Even before the application comes into the picture, we need to define a few global configurations. These are just a few common things like your Git account and Docker registry credentials and all the Clusters.  

Add a Git Provider

An additional step is to create projects. Applications are grouped into projects which means we can have multiple projects that have multiple applications.

Add a cluster and environment

The cluster that Devtron is running on is the default cluster. Devtron also creates a default environment called "devtron-demo". An environment within a cluster will always map to a Kubernetes namespace for the cluster.

Devtron currently supports ECR and DockerHub. If you use any other registry, you just need to add the registry URL along with your credentials

Step 2: Create an Application

Once the Global Configurations are complete, you can start configuring applications that have to be deployed.

The application will always belong to a project but can be deployed to multiple clusters and environments.

Next, we add the Dockerhub repository details. Once we do that, we see our app's deployment template.

Before we hit "Save", we need to edit this template...

There are a few other steps like defining secrets and config maps along with overrides for each environment. But here, we are keeping it as minimal and simple as possible. You can definitely refer to Devtron's documentation for more details.

We then create our CI/CD pipelines. First the CI .......

..... And then CD

This particular CD pipeline will deploy to our dev environment. We can create another one for our prod environment in the same manner.

Dev Deployment

Time to deploy to Dev environment. Although deployment will be triggered automatically when there is a push action on the main branch of our repo, we can still do a manual deployment

We'll let our CI pipeline do the work! Once it's done, we can start the CD pipeline

"Healthy". That's the status we should see once a deployment is successful. And see, we are successful in deploying our app to the dev environment!

The "App Details" page is pretty informative, eh?

Deployment looks fine. But how do we test out the service? Simple. Run this command:

kubectl get svc -n helloworld

By the way, "helloworld" is the namespace that we're deploying our application to. We'll see the output in this format (This one's empty because we're just should you the format)

The value under the "External IP" section will the URL for our service. For example,  we got the IP value as 34.138.199.202. All we had to do was:

Our API works! We're one major deployment down! Next stop. Production!

Prod Deployment

We're good with the dev environment. But remember there's prod too. Ah but you see our dev cluster has Devtron running on it. But prod doesn't have that. So do we install Devtron again on prod? Well no. The good news is, Devtron can easily deploy to external clusters!
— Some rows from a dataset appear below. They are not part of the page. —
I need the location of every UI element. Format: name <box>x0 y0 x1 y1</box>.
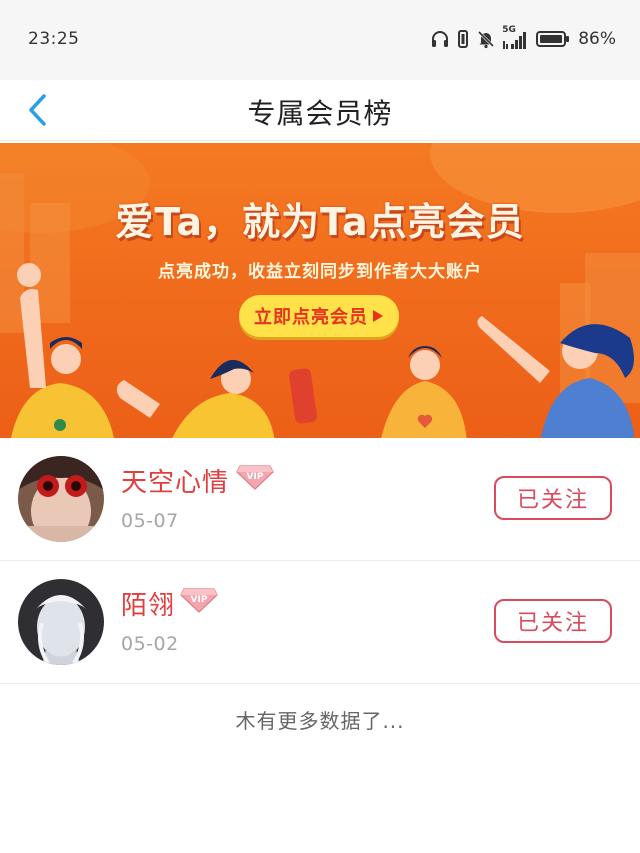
vip-badge-label: VIP <box>247 472 264 482</box>
vip-badge-label: VIP <box>191 595 208 605</box>
vip-badge-icon: VIP <box>236 465 274 490</box>
cta-label: 立即点亮会员 <box>254 307 368 328</box>
banner-headline: 爱Ta，就为Ta点亮会员 <box>115 200 525 244</box>
status-bar: 23:25 5G 86% <box>0 0 640 80</box>
membership-banner[interactable]: 爱Ta，就为Ta点亮会员 点亮成功，收益立刻同步到作者大大账户 立即点亮会员 <box>0 143 640 438</box>
signal-icon <box>503 32 527 49</box>
member-list: 天空心情 VIP 05-07 已关注 陌翎 VIP 05-02 已关注 <box>0 438 640 684</box>
status-icons: 5G 86% <box>430 25 616 51</box>
member-name[interactable]: 天空心情 <box>121 462 229 499</box>
network-indicator: 5G <box>502 25 530 50</box>
no-more-data-text: 木有更多数据了... <box>235 709 405 733</box>
navigation-header: 专属会员榜 <box>0 80 640 140</box>
mute-icon <box>478 30 495 49</box>
member-date: 05-07 <box>121 510 179 532</box>
followed-button[interactable]: 已关注 <box>494 599 612 643</box>
status-time: 23:25 <box>28 29 80 49</box>
avatar[interactable] <box>18 579 104 665</box>
triangle-right-icon <box>373 310 383 322</box>
banner-subtitle: 点亮成功，收益立刻同步到作者大大账户 <box>158 262 482 282</box>
list-item[interactable]: 天空心情 VIP 05-07 已关注 <box>0 438 640 561</box>
vip-badge-icon: VIP <box>180 588 218 613</box>
member-name[interactable]: 陌翎 <box>121 585 175 622</box>
battery-icon <box>536 31 570 47</box>
headphones-icon <box>432 31 449 47</box>
vibrate-icon <box>458 30 469 48</box>
avatar[interactable] <box>18 456 104 542</box>
member-date: 05-02 <box>121 633 179 655</box>
battery-percent: 86% <box>578 29 616 49</box>
banner-illustration <box>0 143 640 438</box>
followed-button[interactable]: 已关注 <box>494 476 612 520</box>
page-title: 专属会员榜 <box>247 97 393 130</box>
member-avatar-image <box>18 579 104 665</box>
list-item[interactable]: 陌翎 VIP 05-02 已关注 <box>0 561 640 684</box>
member-avatar-image <box>18 456 104 542</box>
light-up-membership-button[interactable]: 立即点亮会员 <box>239 295 399 337</box>
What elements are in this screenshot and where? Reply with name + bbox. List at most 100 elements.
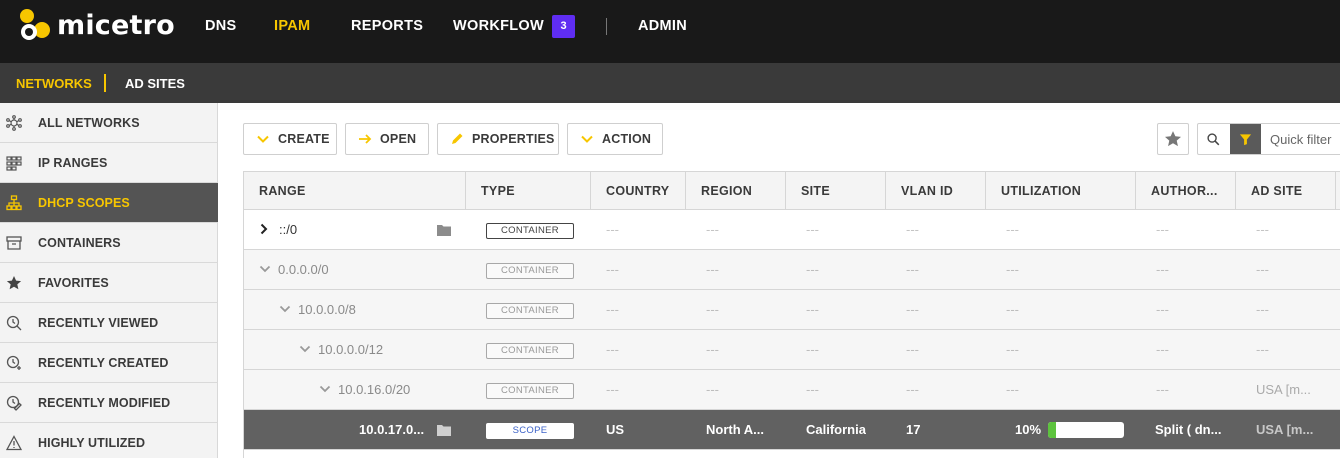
cell-region: ---: [706, 262, 719, 277]
sidebar-item-label: CONTAINERS: [38, 236, 121, 250]
column-header-range[interactable]: RANGE: [244, 172, 466, 210]
sidebar-item-label: RECENTLY CREATED: [38, 356, 169, 370]
cell-utilization: ---: [1006, 382, 1019, 397]
sidebar-item-recently-created[interactable]: RECENTLY CREATED: [0, 343, 218, 383]
sidebar-item-all-networks[interactable]: ALL NETWORKS: [0, 103, 218, 143]
create-button-label: CREATE: [278, 132, 330, 146]
sidebar-item-favorites[interactable]: FAVORITES: [0, 263, 218, 303]
cell-authority: ---: [1156, 342, 1169, 357]
cell-site: ---: [806, 302, 819, 317]
subnav-networks[interactable]: NETWORKS: [16, 76, 92, 91]
action-button-label: ACTION: [602, 132, 652, 146]
nav-reports[interactable]: REPORTS: [351, 18, 423, 34]
filter-button[interactable]: [1230, 124, 1261, 154]
cell-ad-site: ---: [1256, 222, 1269, 237]
sidebar-item-label: IP RANGES: [38, 156, 108, 170]
utilization-bar-fill: [1048, 422, 1056, 438]
networks-grid: RANGE TYPE COUNTRY REGION SITE VLAN ID U…: [243, 171, 1340, 458]
cell-country: ---: [606, 262, 619, 277]
column-header-type[interactable]: TYPE: [466, 172, 591, 210]
column-header-vlan-id[interactable]: VLAN ID: [886, 172, 986, 210]
properties-button-label: PROPERTIES: [472, 132, 555, 146]
table-row[interactable]: 10.0.0.0/8 CONTAINER --- --- --- --- ---…: [244, 290, 1340, 330]
cell-country: ---: [606, 302, 619, 317]
cell-country: ---: [606, 382, 619, 397]
favorite-toggle-button[interactable]: [1157, 123, 1189, 155]
sidebar-item-dhcp-scopes[interactable]: DHCP SCOPES: [0, 183, 218, 223]
column-header-region[interactable]: REGION: [686, 172, 786, 210]
sidebar-item-label: HIGHLY UTILIZED: [38, 436, 146, 450]
sidebar-item-label: RECENTLY MODIFIED: [38, 396, 171, 410]
cell-utilization: ---: [1006, 262, 1019, 277]
sidebar-item-recently-viewed[interactable]: RECENTLY VIEWED: [0, 303, 218, 343]
search-icon: [1207, 133, 1220, 146]
micetro-logo[interactable]: micetro: [17, 8, 175, 42]
sidebar-item-label: RECENTLY VIEWED: [38, 316, 159, 330]
cell-vlan: ---: [906, 342, 919, 357]
nav-workflow[interactable]: WORKFLOW: [453, 18, 544, 34]
subnav-ad-sites[interactable]: AD SITES: [125, 76, 185, 91]
cell-vlan: ---: [906, 382, 919, 397]
column-header-utilization[interactable]: UTILIZATION: [986, 172, 1136, 210]
create-button[interactable]: CREATE: [243, 123, 337, 155]
search-button[interactable]: [1198, 124, 1230, 154]
cell-vlan: ---: [906, 222, 919, 237]
type-badge: CONTAINER: [486, 263, 574, 279]
chevron-down-icon: [581, 135, 593, 143]
sidebar-item-containers[interactable]: CONTAINERS: [0, 223, 218, 263]
open-button-label: OPEN: [380, 132, 417, 146]
open-button[interactable]: OPEN: [345, 123, 429, 155]
dhcp-scopes-icon: [6, 195, 22, 211]
column-header-country[interactable]: COUNTRY: [591, 172, 686, 210]
cell-ad-site: ---: [1256, 262, 1269, 277]
cell-range: 0.0.0.0/0: [278, 262, 329, 277]
nav-ipam[interactable]: IPAM: [274, 18, 310, 34]
sidebar-item-label: ALL NETWORKS: [38, 116, 140, 130]
cell-utilization: ---: [1006, 302, 1019, 317]
cell-region: ---: [706, 222, 719, 237]
sidebar-item-ip-ranges[interactable]: IP RANGES: [0, 143, 218, 183]
cell-utilization: 10%: [1015, 422, 1042, 437]
workflow-count-badge: 3: [552, 15, 575, 38]
cell-range: 10.0.0.0/12: [318, 342, 384, 357]
cell-ad-site: ---: [1256, 342, 1269, 357]
column-header-site[interactable]: SITE: [786, 172, 886, 210]
sidebar-item-highly-utilized[interactable]: HIGHLY UTILIZED: [0, 423, 218, 458]
cell-region: North A...: [706, 422, 765, 437]
cell-site: ---: [806, 262, 819, 277]
table-row[interactable]: ::/0 CONTAINER --- --- --- --- --- --- -…: [244, 210, 1340, 250]
quick-filter-box: [1197, 123, 1340, 155]
cell-utilization: ---: [1006, 222, 1019, 237]
cell-region: ---: [706, 342, 719, 357]
cell-range: 10.0.16.0/20: [338, 382, 411, 397]
quick-filter-input[interactable]: [1261, 124, 1340, 154]
nav-dns[interactable]: DNS: [205, 18, 237, 34]
type-badge: CONTAINER: [486, 223, 574, 239]
star-icon: [1165, 131, 1181, 147]
cell-country: ---: [606, 222, 619, 237]
cell-vlan: 17: [906, 422, 921, 437]
type-badge: CONTAINER: [486, 383, 574, 399]
cell-range: ::/0: [279, 222, 298, 237]
table-row[interactable]: 0.0.0.0/0 CONTAINER --- --- --- --- --- …: [244, 250, 1340, 290]
utilization-bar: [1048, 422, 1124, 438]
funnel-icon: [1239, 134, 1252, 146]
nav-admin[interactable]: ADMIN: [638, 18, 687, 34]
action-button[interactable]: ACTION: [567, 123, 663, 155]
cell-authority: ---: [1156, 302, 1169, 317]
type-badge: CONTAINER: [486, 303, 574, 319]
column-header-ad-site[interactable]: AD SITE: [1236, 172, 1336, 210]
properties-button[interactable]: PROPERTIES: [437, 123, 559, 155]
cell-country: US: [606, 422, 625, 437]
sidebar-item-recently-modified[interactable]: RECENTLY MODIFIED: [0, 383, 218, 423]
ip-ranges-icon: [6, 156, 22, 171]
cell-site: California: [806, 422, 866, 437]
column-header-authority[interactable]: AUTHOR...: [1136, 172, 1236, 210]
micetro-logo-icon: [20, 9, 50, 40]
folder-icon: [437, 225, 451, 236]
table-row[interactable]: 10.0.0.0/12 CONTAINER --- --- --- --- --…: [244, 330, 1340, 370]
cell-country: ---: [606, 342, 619, 357]
cell-site: ---: [806, 382, 819, 397]
table-row[interactable]: 10.0.16.0/20 CONTAINER --- --- --- --- -…: [244, 370, 1340, 410]
table-row-selected[interactable]: 10.0.17.0... SCOPE US North A... Califor…: [244, 410, 1340, 450]
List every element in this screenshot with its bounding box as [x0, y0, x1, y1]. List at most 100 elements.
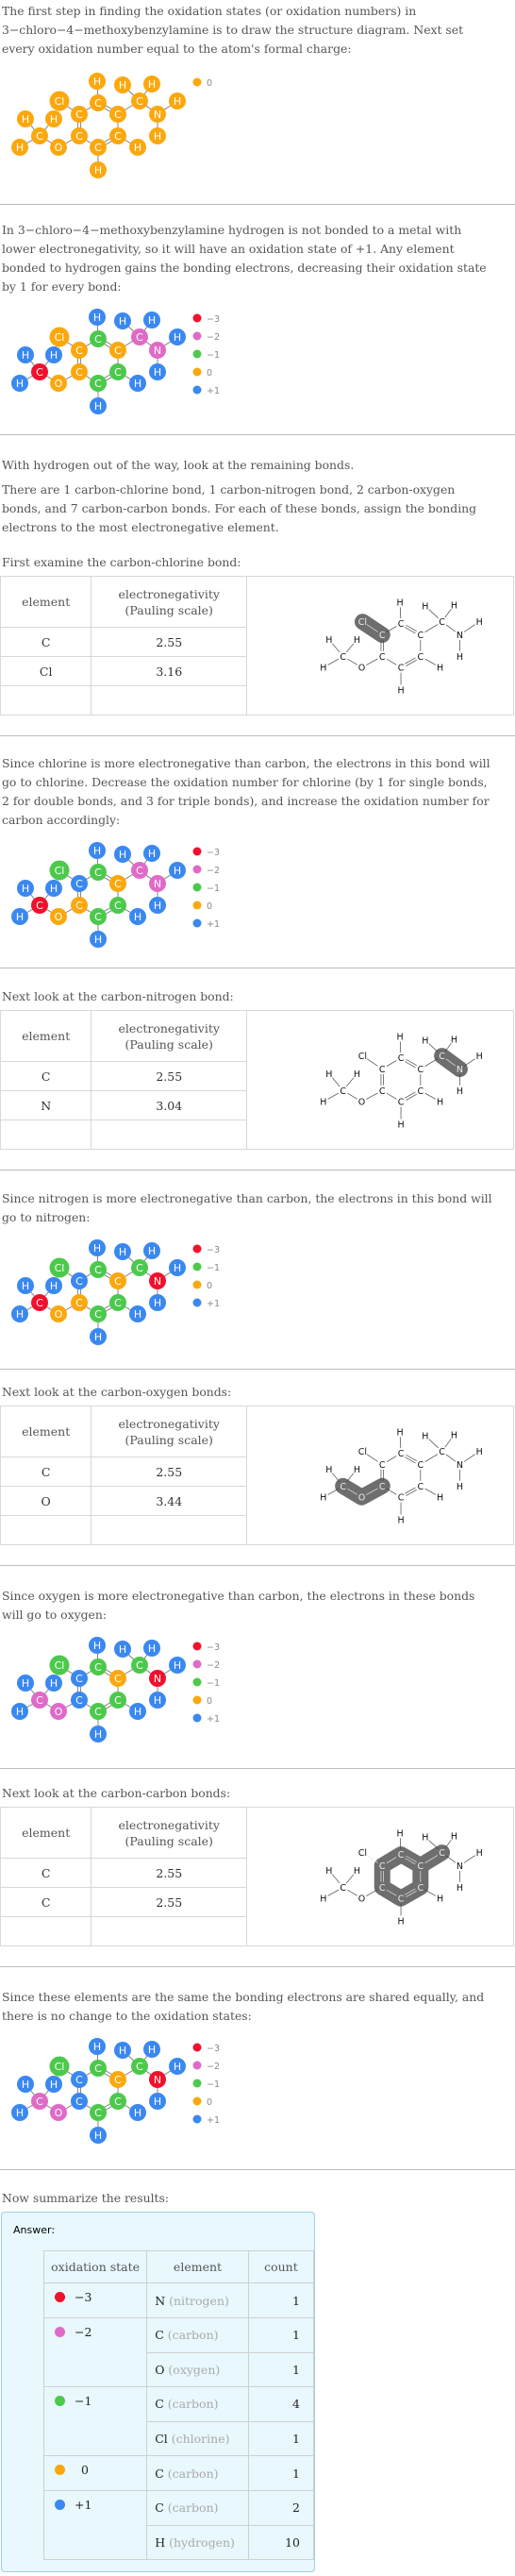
atom-label: H: [50, 883, 58, 895]
atom-label: N: [457, 631, 463, 641]
atom-label: C: [136, 1262, 143, 1274]
atom-label: H: [451, 600, 457, 611]
atom-label: H: [16, 378, 24, 390]
bond-line: [366, 1889, 378, 1896]
text-line: There are 1 carbon-chlorine bond, 1 carb…: [2, 482, 456, 497]
atom-label: Cl: [55, 331, 65, 344]
state-color-dot: [55, 2465, 65, 2475]
legend-dot: [192, 2114, 202, 2124]
atom-label: C: [75, 1297, 83, 1309]
atom-label: H: [154, 366, 161, 379]
atom-label: C: [94, 867, 102, 879]
double-bond-line: [405, 1487, 416, 1494]
cl-result-text: Since chlorine is more electronegative t…: [0, 754, 515, 830]
atom-label: H: [134, 2107, 141, 2119]
c-bond-diagram: H H HCl C C HC C NH HC C C HH O C HH: [320, 1828, 482, 1927]
text-line: there is no change to the oxidation stat…: [2, 2009, 252, 2023]
summary-row: −2 C (carbon) 1: [42, 2317, 315, 2353]
legend-dot: [192, 77, 202, 87]
atom-label: C: [398, 1492, 405, 1503]
value-cell: 2.55: [91, 627, 248, 657]
legend-label: +1: [207, 919, 220, 930]
atom-label: O: [55, 1706, 63, 1718]
bond-line: [386, 625, 397, 632]
atom-label: Cl: [55, 1262, 65, 1274]
atom-label: O: [358, 1894, 365, 1904]
header-element: element: [0, 1010, 92, 1062]
atom-label: Cl: [358, 1848, 367, 1859]
bond-line: [400, 1040, 402, 1052]
oxidation-state-cell: 0: [42, 2455, 148, 2491]
text-line: Since chlorine is more electronegative t…: [2, 756, 490, 770]
empty-cell: [91, 1120, 248, 1150]
bond-line: [366, 1453, 378, 1462]
legend-label: −2: [207, 1660, 220, 1671]
atom-label: H: [50, 1677, 58, 1690]
atom-label: C: [114, 2096, 122, 2108]
legend-label: +1: [207, 1714, 220, 1725]
c-result-section: Since these elements are the same the bo…: [0, 1967, 515, 2169]
legend-label: −3: [207, 314, 220, 325]
legend-dot: [192, 331, 202, 341]
answer-box: Answer: oxidation state element count −3…: [1, 2212, 315, 2572]
structure-diagram-after-cl: H H HCl C C HC C NH HC C C HH O C HH−3−2−10+1: [11, 842, 220, 948]
double-bond-line: [406, 659, 417, 666]
element-cell: Cl (chlorine): [146, 2420, 249, 2456]
atom-label: H: [437, 1492, 443, 1503]
legend-dot: [192, 918, 202, 928]
atom-label: N: [457, 1460, 463, 1471]
atom-label: O: [358, 663, 365, 673]
n-result-text: Since nitrogen is more electronegative t…: [0, 1189, 515, 1227]
hydrogen-section: In 3−chloro−4−methoxybenzylamine hydroge…: [0, 205, 515, 434]
double-bond-line: [405, 1060, 416, 1068]
state-color-dot: [55, 2500, 65, 2510]
value-cell: 2.55: [91, 1858, 248, 1888]
atom-label: C: [94, 1264, 102, 1276]
atom-label: C: [114, 130, 122, 143]
o-result-section: Since oxygen is more electronegative tha…: [0, 1566, 515, 1768]
bond-line: [463, 1453, 475, 1462]
atom-label: C: [94, 1661, 102, 1674]
atom-label: C: [379, 1460, 386, 1471]
atom-label: C: [114, 1673, 122, 1685]
atom-label: H: [154, 900, 161, 912]
atom-label: H: [154, 2096, 161, 2108]
atom-label: H: [397, 1427, 404, 1438]
oxidation-state-cell: [42, 2525, 148, 2560]
atom-label: Cl: [358, 1052, 367, 1062]
atom-label: O: [358, 1492, 365, 1503]
atom-label: H: [134, 1308, 141, 1321]
atom-label: C: [340, 651, 346, 662]
element-cell: C: [0, 1858, 92, 1888]
legend-dot: [192, 1677, 202, 1687]
c-result-text: Since these elements are the same the bo…: [0, 1988, 515, 2026]
header-electronegativity: electronegativity (Pauling scale): [91, 1807, 248, 1859]
text-line: lower electronegativity, so it will have…: [2, 242, 455, 256]
text-line: In 3−chloro−4−methoxybenzylamine hydroge…: [2, 223, 462, 237]
atom-label: C: [379, 1882, 386, 1893]
atom-label: C: [418, 1086, 424, 1096]
atom-label: C: [94, 378, 102, 390]
atom-label: H: [16, 2107, 24, 2119]
double-bond-line: [405, 1456, 416, 1463]
atom-label: H: [325, 1865, 332, 1876]
atom-label: C: [94, 1308, 102, 1321]
atom-label: H: [437, 1097, 443, 1107]
summary-row: +1 C (carbon) 2: [42, 2490, 315, 2526]
count-cell: 1: [247, 2351, 315, 2387]
legend-dot: [192, 1298, 202, 1307]
header-oxidation-state: oxidation state: [42, 2250, 148, 2283]
header-element: element: [0, 576, 92, 628]
legend-dot: [192, 367, 202, 377]
atom-label: H: [16, 911, 24, 923]
legend-label: −1: [207, 350, 220, 361]
text-line: bonds, and 7 carbon-carbon bonds. For ea…: [2, 501, 477, 515]
legend-dot: [192, 1713, 202, 1723]
header-element: element: [146, 2250, 249, 2283]
empty-cell: [91, 685, 248, 716]
atom-label: C: [114, 2074, 122, 2086]
count-cell: 1: [247, 2455, 315, 2491]
structure-diagram-final: H H HCl C C HC C NH HC C C HH O C HH−3−2−10+1: [11, 2038, 220, 2144]
bond-line: [428, 1839, 439, 1849]
summary-intro: Now summarize the results:: [2, 2191, 170, 2205]
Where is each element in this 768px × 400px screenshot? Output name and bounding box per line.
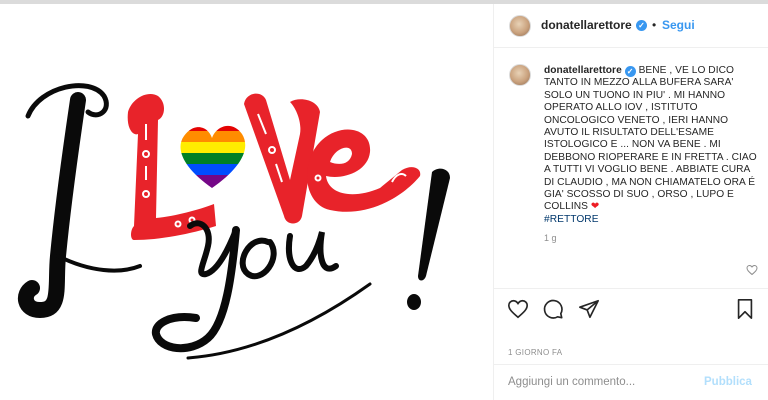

Don't worry, we're giving you the precious commands here:

Get the Kubernetes Server URL:

kubectl config view -o jsonpath='{"Cluster name\tServer\n"}{range .clusters[*]}{.name}{"\t"}{.cluster.server}{"\n"}{end}'

Get the Bearer Token

# CREATE A NEW SERVICE ACCOUNT

kubectl create serviceaccount devtron-sa

# CREATE A CLUSTERROLEBINDING FOR THE SERVICE ACCOUNT
kubectl create devtron-binding --clusterrole=cluster-admin --serviceaccount=default:devtron-sa

# GET THE TOKEN FOR THE SERVICE ACCOUNT

TOKEN=$(kubectl get secrets -o jsonpath="{.items[?(@.metadata.annotations['kubernetes\.io/service-account\.name']=='devtron-sa')].data.token}"|base64 --decode)
echo $TOKEN

Once we have the Kubernetes server URL and the Beare token, we can connect to the prod cluster from Devtron.

Once the cluster is set up, the remaining steps are pretty much the same. We create a new CD pipeline for the prod environment and just trigger a deployment to our cluster. The same way we did for the dev environment. And viola, the application is up on prod too! (Test it out the same way as dev using kubectl get svc -n <namespace> ).